About Mark Llewellyn

I joined Strathclyde as Professor in English Studies under the John Anderson Research Leadership (JARL) scheme in 2011. Before this I worked at the University of Liverpool as an AHRC Postdoctoral Researcher (2006-07), then Lecturer and Senior Lecturer in English (2007-11); I also served as Liverpool’s Director of Postgraduate Research in Humanities and Social Sciences (2008-11).

Research interests and profile

My research has been driven by curiosity about two interconnected themes: (i) Victorian literature and culture in relation to gender, family relations and society, and (ii) the enduring presence of the nineteenth century in contemporary culture. The latter was explored in a co-authored book (with Ann Heilmann) entitled Neo-Victorianism: The Victorians in the Twenty-First Century, 1999-2009 (Palgrave, 2010). I’ve recently completed a book manuscript entitled Incest in English Culture, 1835-1908 (forthcoming, 2013), and I’m currently developing my work on the Anglo-Irish writer George Moore (1852-1933) for a co-authored book which explores his engagement with 1890s aesthetic, psychological and economic theories of desire (forthcoming, 2014). The completed manuscript of a co-edited collection of essays on Moore’s relationships with his contemporaries is also under review with a publisher.

Since taking up my JARL appointment I’ve expanded my research on neo-Victorianism to think about ways in which we still interact with and (re-)imagine the Victorian(s) across a range of discourses. This has included the completion of a draft article on contemporary culture and its use of nineteenth century thought (‘Gladstone’s Box: On Bicentenaries, Sesquicentennials and Re-capitalised Nostalgia’), and I’m now working towards a related article for delivery as a keynote lecture to a conference on Neo-Victorian Networks: Epistemologies, Aesthetics and Ethics at the University of Amsterdam in summer 2012 (the paper is entitled ‘Joan Collins, Brad Pitt and the Zombies: The (Neo-)Victorian Civic Goes Global’). In 2011 I was PI on a project about the role of the civic in contemporary culture, which was funded via an AHRC Connected Communities: Research Reviews and Scoping Studies award. The full annotated bibliography from the project will be available from this page shortly.

Academic service

I have served as Consultant Editor to Neo-Victorian Studies (2007-11); Editor of the Journal of Gender Studies (2008-11); Editorial Board member of Pickering & Chatto’s ‘Gender and Genre’ series (2008-), and a regular manuscript reader for a number of journals and academic publishers. I’ve been the elected Secretary of the British Association for Victorian Studies (BAVS), a multidisciplinary organisation with over 750 members worldwide (2009-11), and Treasurer of the National Conference of University Professors (NCUP) (2011). I worked as an Arts and Humanities Research Council Peer Review College Member from 2007-11 and acted regularly as a panellist, chair and advisor for AHRC schemes. Within the University of Strathclyde I was REF2014 Coordinator for Panel D during 2011.

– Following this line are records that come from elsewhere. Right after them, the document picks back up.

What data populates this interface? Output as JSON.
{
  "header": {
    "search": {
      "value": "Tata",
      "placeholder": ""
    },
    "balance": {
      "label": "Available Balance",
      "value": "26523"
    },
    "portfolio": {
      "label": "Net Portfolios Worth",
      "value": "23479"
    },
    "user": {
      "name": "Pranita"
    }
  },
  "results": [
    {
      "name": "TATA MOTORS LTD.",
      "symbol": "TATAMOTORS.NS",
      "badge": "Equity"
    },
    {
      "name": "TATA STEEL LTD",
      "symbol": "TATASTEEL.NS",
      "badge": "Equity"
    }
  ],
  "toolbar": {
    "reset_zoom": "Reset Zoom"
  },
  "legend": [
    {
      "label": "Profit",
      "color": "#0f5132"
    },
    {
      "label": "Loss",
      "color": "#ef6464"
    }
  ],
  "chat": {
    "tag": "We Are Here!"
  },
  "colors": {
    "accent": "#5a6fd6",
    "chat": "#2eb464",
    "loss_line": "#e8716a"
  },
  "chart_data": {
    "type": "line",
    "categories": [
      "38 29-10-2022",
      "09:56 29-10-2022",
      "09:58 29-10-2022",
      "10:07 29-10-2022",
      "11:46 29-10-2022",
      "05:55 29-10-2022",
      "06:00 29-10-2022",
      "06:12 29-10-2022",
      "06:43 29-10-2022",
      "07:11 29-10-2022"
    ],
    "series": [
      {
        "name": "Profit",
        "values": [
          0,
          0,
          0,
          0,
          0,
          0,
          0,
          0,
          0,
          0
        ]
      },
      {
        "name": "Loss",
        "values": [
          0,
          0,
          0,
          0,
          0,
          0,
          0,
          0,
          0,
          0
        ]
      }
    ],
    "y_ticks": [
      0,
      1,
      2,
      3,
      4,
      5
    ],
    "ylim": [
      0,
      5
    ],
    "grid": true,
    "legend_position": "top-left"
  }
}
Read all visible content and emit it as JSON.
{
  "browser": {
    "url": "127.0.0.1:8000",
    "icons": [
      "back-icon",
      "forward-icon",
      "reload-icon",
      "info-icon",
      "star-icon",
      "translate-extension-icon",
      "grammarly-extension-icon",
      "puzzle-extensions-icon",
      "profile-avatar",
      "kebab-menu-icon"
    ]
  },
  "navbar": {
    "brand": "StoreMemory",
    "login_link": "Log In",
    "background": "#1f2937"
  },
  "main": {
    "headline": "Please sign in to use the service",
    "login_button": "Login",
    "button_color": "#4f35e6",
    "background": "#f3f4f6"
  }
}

Recent representative research publications

The following items are representative of my recent research interests. A more detailed (although still selective) publication list, including some forthcoming pieces, can be accessed via the link on the right above.

Books

2010 (with Ann Heilmann) Neo-Victorianism: The Victorians in the Twenty-First Century, 1999-2009 (Palgrave). Monograph.

2010 (with Dinah Birch) Conflict and Difference in Nineteenth-Century Literature (Palgrave). Essay collection

Forthcoming 2013 Incest in English Culture, 1835-1908. Monograph

Journal articles

2008 ‘What is Neo-Victorian Studies?’ for inaugural issue of Neo-Victorian Studies. 1.1 Autumn 2008, pp.164-185.

2009 ‘Neo-Victorianism: On the Ethics and Aesthetics of Appropriation’. Special issue of LIT: Literature, Interpretation Theory on ‘Neo-Victorianism’, 20:1-2, pp.27-44.

Contributions to books

2009 ‘Spectrality, S(p)ecularity and Textuality: Or, Some Reflections in the Glass’. In Haunting and Spectrality in Neo-Victorian Fiction ed. Patricia Pulham and Rosario Arias (Basingstoke: Palgrave), pp.39-58.

2010 ‘Perfectly innocent, natural, playful’: The Incest Game in Neo-Victorian Women’s Writing’ in Neo-Victorianism and Trauma ed. Mel Kohlke and Christian Gutleben (Amsterdam: Rodopi), pp.133-160.